All research I did landed on the Carnegie Mellon University — School of Computer Science.
Evidently, they worked on this quite a bit back in the mid-2000s. The number of emails was staggering. Over 500,000 emails. That’s a ton. However, I did not want to spend my time cleaning, organizing, or categorizing them. Luckily, CMU students did most of that, but I won’t be using their categorized emails. I won ‘t be classifying — simply finding correlations between words throughout the corpus — clusters.
Through further online research, I found Brian Ray’s work the Enron Corpus. He actually placed them in a beautifully laid out, over 2 gigs, CSV files. That’s a ton of data. Better get to work.
I’m not classifying but letting my model determine the cluster of most interesting words. To be able to explore the data further. I ended up dropping most of my categories, except for the body of the text and the date. Don’t get me wrong, there was still data cleaning that I had to perform. Typical cleaning, duplicates, NaN’s, etc.…
To use my clustering algorithm, I found the need to vectorize my corpus. I started using TFIDF (term frequency-inverse document frequency). However, for the end presentations, it was easier for me to present “counts” and not term-frequencies. So, I switched to CountVectorizing instead in my pre-processing.
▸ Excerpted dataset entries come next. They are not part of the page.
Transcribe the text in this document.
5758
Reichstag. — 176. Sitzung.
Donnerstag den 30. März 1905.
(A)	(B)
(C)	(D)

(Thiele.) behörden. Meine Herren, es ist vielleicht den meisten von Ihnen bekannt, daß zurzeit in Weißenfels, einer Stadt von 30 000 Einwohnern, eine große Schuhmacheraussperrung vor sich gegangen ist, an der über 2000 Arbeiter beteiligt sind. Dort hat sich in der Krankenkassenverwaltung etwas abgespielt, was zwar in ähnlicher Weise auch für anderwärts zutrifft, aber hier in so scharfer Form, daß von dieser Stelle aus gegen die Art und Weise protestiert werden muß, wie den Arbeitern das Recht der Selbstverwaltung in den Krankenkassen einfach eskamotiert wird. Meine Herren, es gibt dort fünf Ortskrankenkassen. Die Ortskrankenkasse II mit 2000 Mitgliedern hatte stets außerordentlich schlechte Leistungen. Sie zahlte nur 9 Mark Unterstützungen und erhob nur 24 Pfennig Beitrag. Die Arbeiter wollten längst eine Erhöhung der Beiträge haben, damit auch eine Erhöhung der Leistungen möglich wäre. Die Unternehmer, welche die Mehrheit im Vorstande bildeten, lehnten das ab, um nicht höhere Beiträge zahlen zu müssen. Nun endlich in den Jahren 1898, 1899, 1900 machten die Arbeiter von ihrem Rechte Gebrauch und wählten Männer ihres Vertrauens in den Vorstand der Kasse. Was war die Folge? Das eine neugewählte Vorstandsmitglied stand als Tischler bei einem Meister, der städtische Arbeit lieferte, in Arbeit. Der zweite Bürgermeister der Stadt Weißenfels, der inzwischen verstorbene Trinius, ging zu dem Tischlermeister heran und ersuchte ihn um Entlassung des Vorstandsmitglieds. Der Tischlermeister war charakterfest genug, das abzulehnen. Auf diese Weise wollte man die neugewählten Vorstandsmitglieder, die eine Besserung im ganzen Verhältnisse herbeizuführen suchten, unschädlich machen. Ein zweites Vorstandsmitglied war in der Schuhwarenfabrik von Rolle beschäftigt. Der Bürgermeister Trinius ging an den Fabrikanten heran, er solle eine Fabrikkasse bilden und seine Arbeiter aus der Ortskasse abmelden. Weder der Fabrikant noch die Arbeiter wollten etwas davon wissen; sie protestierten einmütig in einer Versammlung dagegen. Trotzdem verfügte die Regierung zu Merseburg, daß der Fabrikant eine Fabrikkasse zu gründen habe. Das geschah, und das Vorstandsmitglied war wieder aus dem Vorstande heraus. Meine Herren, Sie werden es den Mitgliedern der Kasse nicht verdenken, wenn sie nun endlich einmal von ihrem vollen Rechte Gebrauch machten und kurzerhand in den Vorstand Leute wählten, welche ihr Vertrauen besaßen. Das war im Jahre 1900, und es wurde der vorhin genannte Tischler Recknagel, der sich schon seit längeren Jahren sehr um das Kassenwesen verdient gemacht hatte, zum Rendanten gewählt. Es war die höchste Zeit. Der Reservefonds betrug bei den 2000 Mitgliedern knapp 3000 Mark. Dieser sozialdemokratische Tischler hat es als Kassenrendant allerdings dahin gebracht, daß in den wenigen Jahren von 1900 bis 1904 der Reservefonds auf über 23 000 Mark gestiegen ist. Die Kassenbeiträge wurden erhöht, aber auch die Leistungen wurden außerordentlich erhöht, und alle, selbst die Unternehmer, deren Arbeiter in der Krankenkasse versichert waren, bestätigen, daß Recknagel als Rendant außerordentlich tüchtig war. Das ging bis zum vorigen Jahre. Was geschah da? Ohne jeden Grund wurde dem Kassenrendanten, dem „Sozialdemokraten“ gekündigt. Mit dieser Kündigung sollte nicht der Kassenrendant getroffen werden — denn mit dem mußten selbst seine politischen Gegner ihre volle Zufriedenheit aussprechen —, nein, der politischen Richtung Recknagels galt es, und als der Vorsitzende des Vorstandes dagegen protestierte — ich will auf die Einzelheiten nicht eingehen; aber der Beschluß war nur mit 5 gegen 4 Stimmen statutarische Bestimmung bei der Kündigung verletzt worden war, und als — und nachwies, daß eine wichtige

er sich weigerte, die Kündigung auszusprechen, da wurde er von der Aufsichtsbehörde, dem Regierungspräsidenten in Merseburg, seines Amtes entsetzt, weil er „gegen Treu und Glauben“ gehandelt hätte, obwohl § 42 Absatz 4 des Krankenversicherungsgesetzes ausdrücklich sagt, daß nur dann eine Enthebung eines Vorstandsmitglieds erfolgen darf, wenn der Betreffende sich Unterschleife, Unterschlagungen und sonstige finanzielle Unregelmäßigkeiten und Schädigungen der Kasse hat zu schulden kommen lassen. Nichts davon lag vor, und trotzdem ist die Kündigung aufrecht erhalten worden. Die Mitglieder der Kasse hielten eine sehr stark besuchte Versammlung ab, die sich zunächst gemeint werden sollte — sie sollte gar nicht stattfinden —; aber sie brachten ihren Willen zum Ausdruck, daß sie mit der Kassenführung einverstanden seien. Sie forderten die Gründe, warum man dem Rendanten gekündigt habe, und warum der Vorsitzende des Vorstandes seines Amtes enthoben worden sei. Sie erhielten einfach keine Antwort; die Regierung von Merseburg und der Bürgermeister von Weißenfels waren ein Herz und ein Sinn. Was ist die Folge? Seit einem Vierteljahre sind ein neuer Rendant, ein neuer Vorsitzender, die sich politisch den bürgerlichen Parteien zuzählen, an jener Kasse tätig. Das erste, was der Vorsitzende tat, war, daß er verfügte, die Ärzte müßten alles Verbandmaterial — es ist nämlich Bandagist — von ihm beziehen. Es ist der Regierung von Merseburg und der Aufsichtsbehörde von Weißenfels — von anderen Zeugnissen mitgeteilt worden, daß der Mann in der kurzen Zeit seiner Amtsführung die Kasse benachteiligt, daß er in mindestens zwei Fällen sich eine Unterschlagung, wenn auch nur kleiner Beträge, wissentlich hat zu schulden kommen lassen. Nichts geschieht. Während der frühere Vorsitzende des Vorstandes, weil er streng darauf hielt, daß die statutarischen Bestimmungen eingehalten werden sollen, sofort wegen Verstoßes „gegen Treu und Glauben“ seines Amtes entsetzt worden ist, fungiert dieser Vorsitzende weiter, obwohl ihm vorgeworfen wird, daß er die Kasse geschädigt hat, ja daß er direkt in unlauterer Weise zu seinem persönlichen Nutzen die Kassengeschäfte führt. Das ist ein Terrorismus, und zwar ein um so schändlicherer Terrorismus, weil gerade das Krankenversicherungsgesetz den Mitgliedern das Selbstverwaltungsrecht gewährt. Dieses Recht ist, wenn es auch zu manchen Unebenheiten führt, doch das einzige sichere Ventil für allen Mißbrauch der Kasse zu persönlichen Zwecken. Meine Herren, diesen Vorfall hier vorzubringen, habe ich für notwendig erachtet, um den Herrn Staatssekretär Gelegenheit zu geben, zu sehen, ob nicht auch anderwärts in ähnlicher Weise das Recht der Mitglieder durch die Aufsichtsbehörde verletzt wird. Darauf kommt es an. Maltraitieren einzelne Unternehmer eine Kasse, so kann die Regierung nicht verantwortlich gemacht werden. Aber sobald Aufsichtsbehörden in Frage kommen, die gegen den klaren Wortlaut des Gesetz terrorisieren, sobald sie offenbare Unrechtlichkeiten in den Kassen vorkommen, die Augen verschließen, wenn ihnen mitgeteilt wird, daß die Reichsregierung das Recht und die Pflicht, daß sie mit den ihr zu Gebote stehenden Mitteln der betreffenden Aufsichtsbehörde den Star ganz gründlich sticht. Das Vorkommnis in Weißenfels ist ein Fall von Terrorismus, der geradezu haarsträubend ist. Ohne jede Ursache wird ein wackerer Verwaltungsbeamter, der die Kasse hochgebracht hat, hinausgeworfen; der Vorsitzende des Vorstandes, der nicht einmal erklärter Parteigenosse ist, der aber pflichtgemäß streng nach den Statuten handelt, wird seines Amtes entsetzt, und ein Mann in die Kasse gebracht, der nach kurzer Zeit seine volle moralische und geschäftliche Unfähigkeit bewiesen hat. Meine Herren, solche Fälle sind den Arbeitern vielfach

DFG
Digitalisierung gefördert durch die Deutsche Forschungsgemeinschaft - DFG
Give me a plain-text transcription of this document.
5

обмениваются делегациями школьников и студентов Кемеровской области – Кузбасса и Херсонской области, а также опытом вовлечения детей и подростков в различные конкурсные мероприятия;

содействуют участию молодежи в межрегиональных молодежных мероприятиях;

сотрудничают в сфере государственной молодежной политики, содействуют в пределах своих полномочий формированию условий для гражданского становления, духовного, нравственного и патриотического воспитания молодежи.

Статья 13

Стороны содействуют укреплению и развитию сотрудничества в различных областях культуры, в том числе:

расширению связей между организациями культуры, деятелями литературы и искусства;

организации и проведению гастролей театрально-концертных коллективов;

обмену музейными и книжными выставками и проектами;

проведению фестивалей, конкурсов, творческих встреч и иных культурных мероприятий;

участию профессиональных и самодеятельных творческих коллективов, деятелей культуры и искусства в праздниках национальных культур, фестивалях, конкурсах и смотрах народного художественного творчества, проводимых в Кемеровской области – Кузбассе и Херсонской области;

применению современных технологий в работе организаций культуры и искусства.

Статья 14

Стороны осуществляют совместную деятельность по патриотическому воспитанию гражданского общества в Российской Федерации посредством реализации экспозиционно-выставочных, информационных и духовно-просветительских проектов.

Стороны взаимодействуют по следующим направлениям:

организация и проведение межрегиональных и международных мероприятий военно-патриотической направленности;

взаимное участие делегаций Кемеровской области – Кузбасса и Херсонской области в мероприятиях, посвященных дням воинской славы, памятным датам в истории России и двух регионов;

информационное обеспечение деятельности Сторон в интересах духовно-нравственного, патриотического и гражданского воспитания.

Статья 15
As I mentioned earlier, I knew I would be clustering my corpus, and K-means clustering was an easy entreé into machine learning. Pretty straight forward. I won’t bore you with the details here, but I’ve provided a link to the Enron Email Analysis public GitHub repo below:
You can find my Jupyter Notebooks there as well as the end data source that I used for the project. Also, links to the complete undoctored email set, if that’s your jam.
My K-means algorithm brought out some interesting, but not surprising clusters. For example, I found a cluster with California, Cali, CA, and trade, traders, trading in one cluster. This would make sense as Enron executives encouraged market engagement with specific traders to drive the cost of energy higher. Its effect was the 2001 California energy crises, causing high energy prices and blackouts throughout the state.
Other clusters found legislature, know, knowing, knowledge, investigation, commodities, etc.. A cluster worthy of further investigation.
My Enron Email Analysis project was short work on the exploration of Machine Learning through unsupervised K-means clustering. Further investigation on the dataset can definitely bring forth additional findings. This corpus is still utilized today to train NLP models. If you’re looking to work on text or sentiment analysis, I will steer you in the direction of this corpus. You’ll find it challenging.